Select a piece of 12 mm sheet of about 0.25 kg/m^3 (6 lbs/cu.ft.) density and of even texture. If you are able, try to have a block that will allow quarter grain to show in the majority of the blade – this will stiffen the blade. Cut the blanks out to the general shape of the blade. Cut them from the sheet as shown below. Cut them facing the same way to ensure that the grain is the same in both blades; this will ensure that they will flex in the same manner.

Layout for blade blanks

Mark out the leading and trailing edges of the blades using the distances from the lower surface of the blank that were measured from the pitch template. Connect the pitch positions. This should present a smooth line round the blank. If the line is not smooth check your drawing. You will soon see what needs to be adjusted.

Temporarily attach the blades to your building board at the angle that you have decided for the blank. Fix them in position with templates made from a piece of scrap wood.

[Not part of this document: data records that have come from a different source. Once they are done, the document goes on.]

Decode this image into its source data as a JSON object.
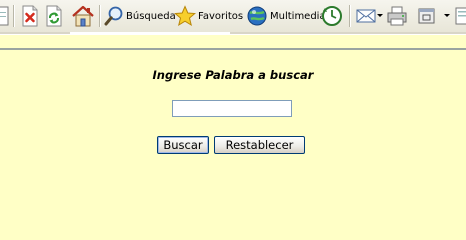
{
  "toolbar": {
    "items": [
      {
        "icon": "page-icon"
      },
      {
        "icon": "stop-icon",
        "color": "#d42b1e"
      },
      {
        "icon": "refresh-icon",
        "color": "#2f9a33"
      },
      {
        "icon": "home-icon"
      },
      {
        "icon": "search-icon",
        "label": "Búsqueda"
      },
      {
        "icon": "favorites-star-icon",
        "label": "Favoritos"
      },
      {
        "icon": "media-icon",
        "label": "Multimedia"
      },
      {
        "icon": "history-icon"
      },
      {
        "icon": "mail-icon"
      },
      {
        "icon": "print-icon"
      },
      {
        "icon": "edit-icon"
      },
      {
        "icon": "more-icon"
      }
    ]
  },
  "form": {
    "title": "Ingrese Palabra a buscar",
    "search_value": "",
    "submit_label": "Buscar",
    "reset_label": "Restablecer"
  }
}
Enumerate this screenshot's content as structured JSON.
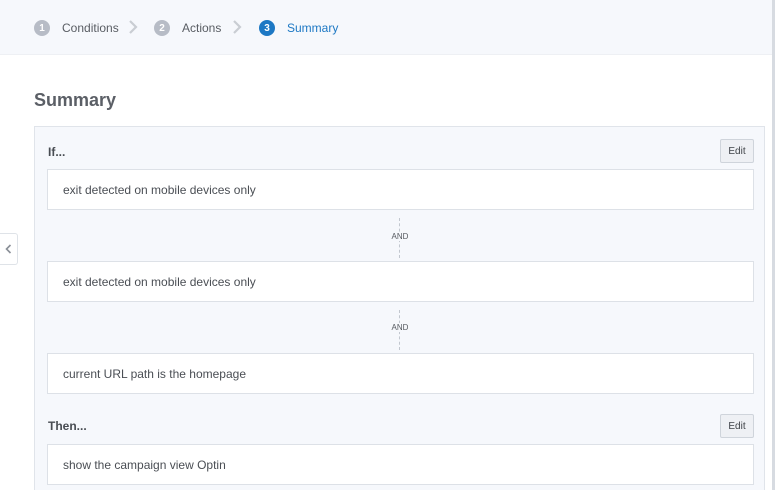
{
  "stepper": {
    "steps": [
      {
        "number": "1",
        "label": "Conditions",
        "active": false
      },
      {
        "number": "2",
        "label": "Actions",
        "active": false
      },
      {
        "number": "3",
        "label": "Summary",
        "active": true
      }
    ],
    "separator_icon": "chevron-right-icon",
    "active_color": "#1d78c4"
  },
  "summary": {
    "title": "Summary",
    "if_label": "If...",
    "then_label": "Then...",
    "edit_label": "Edit",
    "conditions": [
      "exit detected on mobile devices only",
      "exit detected on mobile devices only",
      "current URL path is the homepage"
    ],
    "connector_label": "AND",
    "actions": [
      "show the campaign view Optin"
    ]
  },
  "sidebar_toggle_icon": "chevron-left-icon"
}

Using a set square mark a rectangle on the hub end of the blade. This will be the hub of the blade.

Blade root layout

Carefully pare the block away for about 25mm (1") or so. Note the slight outwards taper. Check and double check that you have cut the area away correctly. Remember to measure twice and cut once. When you are happy face the hub with 0.8mm (1/32") plywood. Again keep checking, making sure that both blades match each other and the template.

Blade root construction

You are now ready to carve. Work on each blade alternatively and do the bottom first. A few saw cuts positioned at 25mm (1") intervals will help in the removal of the surplus wood. Carve and carefully sand in the appropriate undercamber. Now trim the blade to its final outline and again match both blades. Carefully carve and sand the top surface to section. Check with the blade template that you have both the section and the thickness correct.

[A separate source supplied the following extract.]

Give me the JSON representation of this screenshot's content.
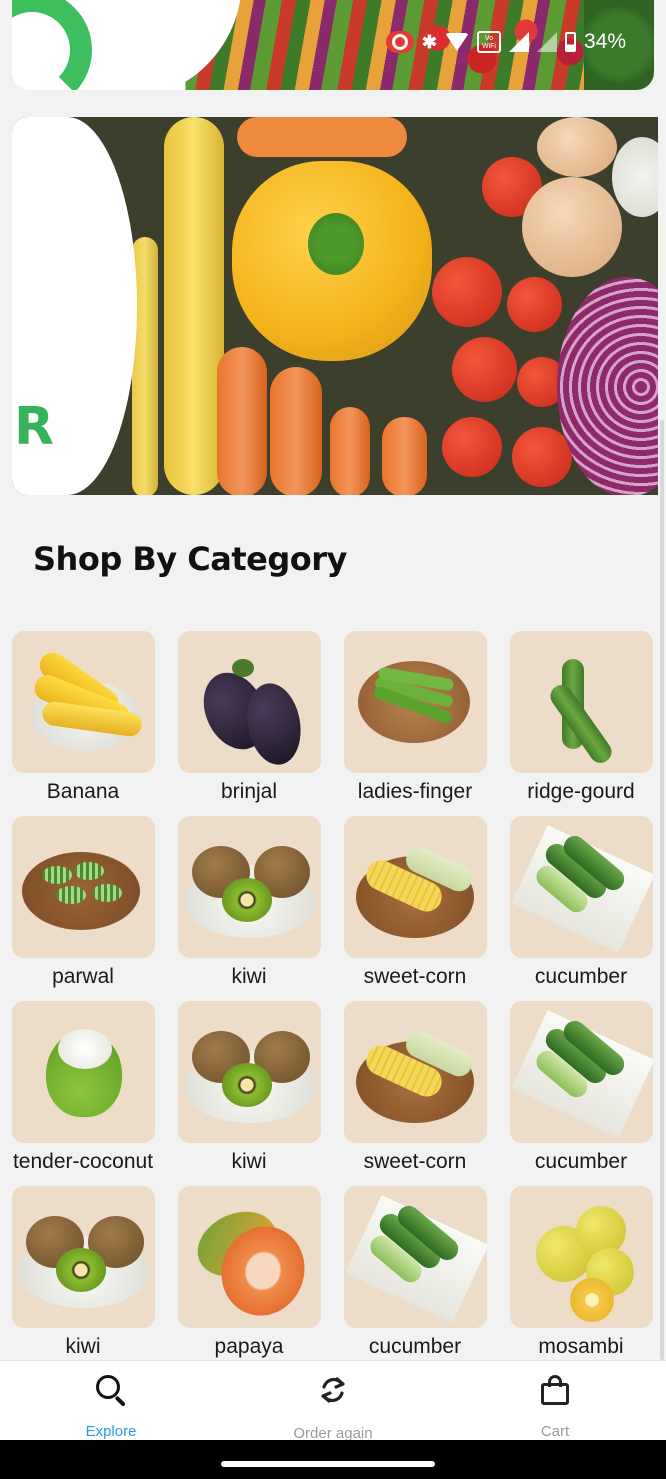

Fit a brass bush and stop into holes drilled through the hub. Make sure using a template that the bush is set square and that the pitch is correct. Make sure both blades are the same. Many plans show an angled hinge to improve the way the propeller folds against the fuselage sides. However, if this is your first propeller I suggest that you concentrate on getting everything dead square. I'll do a note at the end about angled hinges. The stop and bush are fixed into the blade using a small quantity of 24 hour epoxy.

Check that the propeller balances (for this you will need a wire hub – see below). If you have selected a homogenous piece of timber and worked consistently then there should not be too much difference in blade weights. Correct the balance by comparing the blades, spotting where there is extra bulk on the heavier blade and removing it. The blades can now be finished by covering with light tissue and applying a couple of coats or so of thin dope. Lightly sand between coats of dope and recheck the balance.

Traditional nose block and wire hub

Having made the blades you need to make the nose block and wire hub. The shaft is bent and soldered as shown.

Wire hub

The nose block is cross- laminated pieces of scrap sheet that is then carved and sanded to a conical shape. The plug for the nose block that fits into the fuselage is a piece of hard balsa faced with ply. A brass bush is inserted for the shaft: this bush must be fitted square in all directions.

Nose block assembly

All the joints must be well made because a solder joint failure will be catastrophic for the model. A small compression spring is slid onto the shaft followed by a ball race; a biro spring cut to size is ideal. The shaft is inserted into the bush and bent over on the other side, taking care not to bend the shaft itself. Keep the clearance to about 3mm (1/8"), sufficient for the compression spring to pull the bent shaft against the stop pin. The end of the shaft is then finished to accommodate whatever rubber fixing you prefer. I've shown the fixing to be used with a wire loop, this is my preferred method.

Angled hinges

To make a neater propeller fold an angled hinge can be added. The idea is that as the propeller folds it twists so it fits flatter to the fuselage sides. The hinge has to be a compound angle that is mirrored in the hub and propeller blade. 15 degrees is a typical angle. Care has to be taken when making angled hinges in order that the wire hub and blade are compatible.